Meu caminho é inesperado. Já disse outras vezes que me tornei Fluminense por causa do nome, da palavra, ao contrário de muitos que se encantaram pelo escudo e pelas cores. Sempre preferi os dias nublados do mar de Copacabana - e muitas vezes ansiei pelo gris, a chuva, a silenciosa porta do Atlântico repleta de silêncios e reflexões.
Quando todo mundo foi estudar Direito, Engenharia, Economia ou Informática eu escolhi Estatística, que ninguém sabia o que era e até hoje a maioria não tem a menor ideia - gente diplomada mas severamente ignorante acredita ser chute, teu Deus!
Eu gostava de ficar no hall da faculdade. Muitas vezes e muitas vezes, desde o meu primeiro dia de matrícula, quando fiquei em silêncio aguardando minha vezÁ na primeira matrícula numa tarde nublada e de pouca luz. Foi um exercício que se repetiu muitas vezes. Sem falsa modéstia, meu carisma reuniu dezenas de pessoas naquele lugar muitas e muitas vezes, de onde saíram amizades, casamentos, separações, sociedades, traições, desentendimentos, lágrimas, abraços, beijos, gritos de gol e, porque não dizer, livros. Livros.
Lembrei das garotas me adoravam também porque eu era muito divertido e criativo - as mulheres adoram isso - e, onde há garotas, há sujeitos pelos mais variados motivos. Meus amigos bichas também me adoravam - adoram até hoje e isso é recíproco - e posso chamá-los de bichas à vontade porque assim eles querem - não somente pelo meu carisma mas também porque sempre os tratei com respeito e dignidade num ambiente arriscado a machismo e homofobia. Enfim, fiz muitos colegas e a maioria se perdeu, mas ainda tenho alguns para recontar as histórias.

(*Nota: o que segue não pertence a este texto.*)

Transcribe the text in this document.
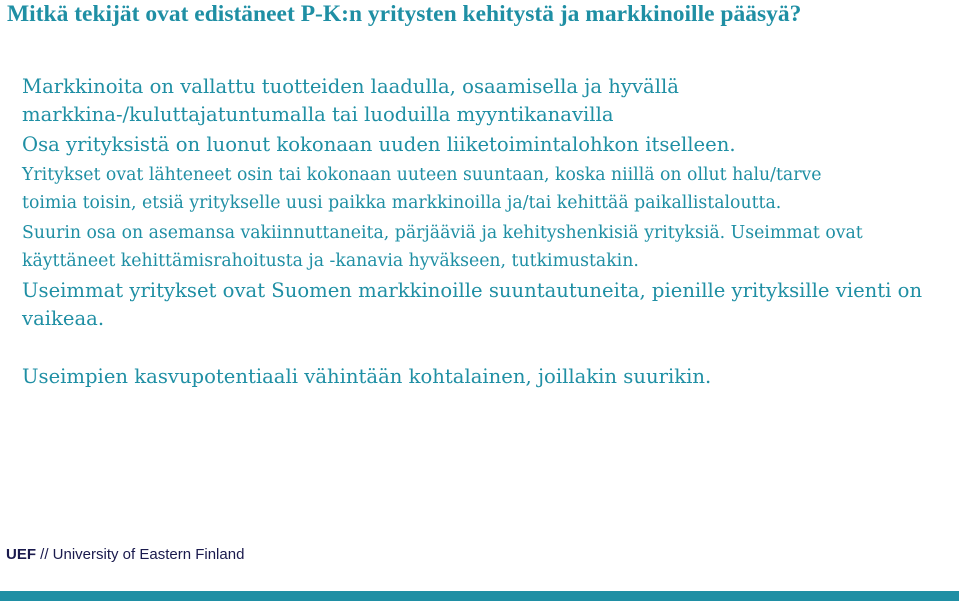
Mitkä tekijät ovat edistäneet P-K:n yritysten kehitystä ja markkinoille pääsyä?

Markkinoita on vallattu tuotteiden laadulla, osaamisella ja hyvällä markkina-/kuluttajatuntumalla tai luoduilla myyntikanavilla

Osa yrityksistä on luonut kokonaan uuden liiketoimintalohkon itselleen.

Yritykset ovat lähteneet osin tai kokonaan uuteen suuntaan, koska niillä on ollut halu/tarve toimia toisin, etsiä yritykselle uusi paikka markkinoilla ja/tai kehittää paikallistaloutta.

Suurin osa on asemansa vakiinnuttaneita, pärjääviä ja kehityshenkisiä yrityksiä. Useimmat ovat käyttäneet kehittämisrahoitusta ja -kanavia hyväkseen, tutkimustakin.

Useimmat yritykset ovat Suomen markkinoille suuntautuneita, pienille yrityksille vienti on vaikeaa.

Useimpien kasvupotentiaali vähintään kohtalainen, joillakin suurikin.

UEF // University of Eastern Finland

Era um outro tempo muito difícil de minha vida, então era bom ter os colegas em volta. Eu precisava de convívio humano ali e foi muito bom, mas em muitas ocasiões ficava sozinho com meu caderno e prancheta laranja de acrílico. Espiava o ir e vir das gentes, as garotas, os funcionários, os desconhecidos subindo e descendo as rampas, gente indo e vindo como se estivessem participando de um grande filme cheio de cenas, a começar pelo primeiro dia em que cheguei ali, sonhando em estudar, conseguir um emprego e sair da miséria, ter uma casinha. Às vezes ficava uma hora em silêncio até que surgisse alguém, às vezes mais. Um silêncio tão poderoso e pacífico quanto o que vivo neste momento, numa manhã de sábado chuvosa no coração do Rio de Janeiro, sem lenço e sem documento, enquanto alguém que me desconhece poderá entender exatamente o contrário do que eu quis escrever aqui.

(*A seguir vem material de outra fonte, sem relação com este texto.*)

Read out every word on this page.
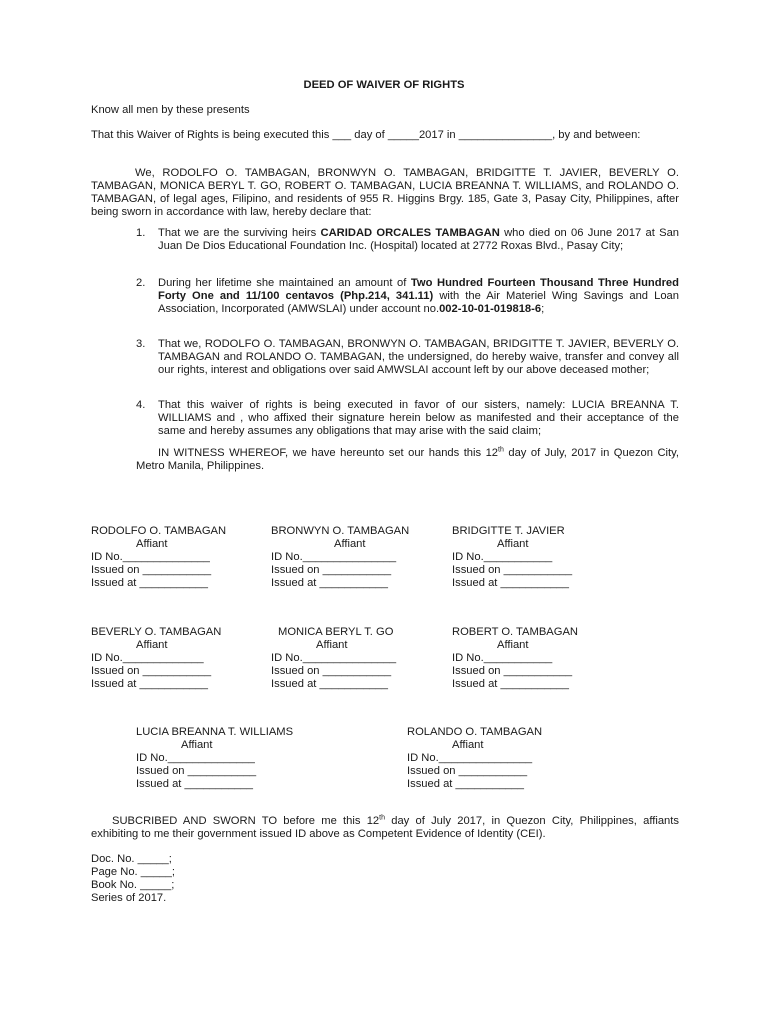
DEED OF WAIVER OF RIGHTS
Know all men by these presents
That this Waiver of Rights is being executed this ___ day of _____2017 in _______________, by and between:
We, RODOLFO O. TAMBAGAN, BRONWYN O. TAMBAGAN, BRIDGITTE T. JAVIER, BEVERLY O. TAMBAGAN, MONICA BERYL T. GO, ROBERT O. TAMBAGAN, LUCIA BREANNA T. WILLIAMS, and ROLANDO O. TAMBAGAN, of legal ages, Filipino, and residents of 955 R. Higgins Brgy. 185, Gate 3, Pasay City, Philippines, after being sworn in accordance with law, hereby declare that:
1. That we are the surviving heirs CARIDAD ORCALES TAMBAGAN who died on 06 June 2017 at San Juan De Dios Educational Foundation Inc. (Hospital) located at 2772 Roxas Blvd., Pasay City;
2. During her lifetime she maintained an amount of Two Hundred Fourteen Thousand Three Hundred Forty One and 11/100 centavos (Php.214, 341.11) with the Air Materiel Wing Savings and Loan Association, Incorporated (AMWSLAI) under account no.002-10-01-019818-6;
3. That we, RODOLFO O. TAMBAGAN, BRONWYN O. TAMBAGAN, BRIDGITTE T. JAVIER, BEVERLY O. TAMBAGAN and ROLANDO O. TAMBAGAN, the undersigned, do hereby waive, transfer and convey all our rights, interest and obligations over said AMWSLAI account left by our above deceased mother;
4. That this waiver of rights is being executed in favor of our sisters, namely: LUCIA BREANNA T. WILLIAMS and , who affixed their signature herein below as manifested and their acceptance of the same and hereby assumes any obligations that may arise with the said claim;
IN WITNESS WHEREOF, we have hereunto set our hands this 12th day of July, 2017 in Quezon City, Metro Manila, Philippines.
RODOLFO O. TAMBAGAN
Affiant
ID No.______________
Issued on ___________
Issued at ___________
BRONWYN O. TAMBAGAN
Affiant
ID No._______________
Issued on ___________
Issued at ___________
BRIDGITTE T. JAVIER
Affiant
ID No.___________
Issued on ___________
Issued at ___________
BEVERLY O. TAMBAGAN
Affiant
ID No._____________
Issued on ___________
Issued at ___________
MONICA BERYL T. GO
Affiant
ID No._______________
Issued on ___________
Issued at ___________
ROBERT O. TAMBAGAN
Affiant
ID No.___________
Issued on ___________
Issued at ___________
LUCIA BREANNA T. WILLIAMS
Affiant
ID No.______________
Issued on ___________
Issued at ___________
ROLANDO O. TAMBAGAN
Affiant
ID No._______________
Issued on ___________
Issued at ___________
SUBCRIBED AND SWORN TO before me this 12th day of July 2017, in Quezon City, Philippines, affiants exhibiting to me their government issued ID above as Competent Evidence of Identity (CEI).
Doc. No. _____;
Page No. _____;
Book No. _____;
Series of 2017.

Nem tudo é reflexão e seriedade. Há também o jocoso e o ridículo, também recíproco e capaz de também fazer pensar. Nós, calouros, respeitávamos os veteranos. Eles pareciam respeitáveis, mesmo vestidos duvidosamente. Certa vez era bem cedo e um deles foi ao banheiro ao lado do hall silencioso. Não saiu. Algum tempo depois, precisei também por causa do pipi. Entrando, fui ao primeiro box. Do segundo, saíam urros e gemidos sugerindo um orgasmo. Tive vontade de rir, eu tinha vinte anos. O sexo abobalha. Contudo, o fedor do banheiro não sugeria tesão nem a presença de um casal ali. Saí, lavei minhas mãos e voltei para o hall deserto, em dia tão nublado como hoje. Meia hora depois, chegou o Bolinha. Subitamente o veterano saiu do banheiro de maneira impecável, sem acompanhante rumo à sala de aula. Contei o ocorrido e nós dois rimos a valer. Parecia orgasmo, mas era dor de barriga.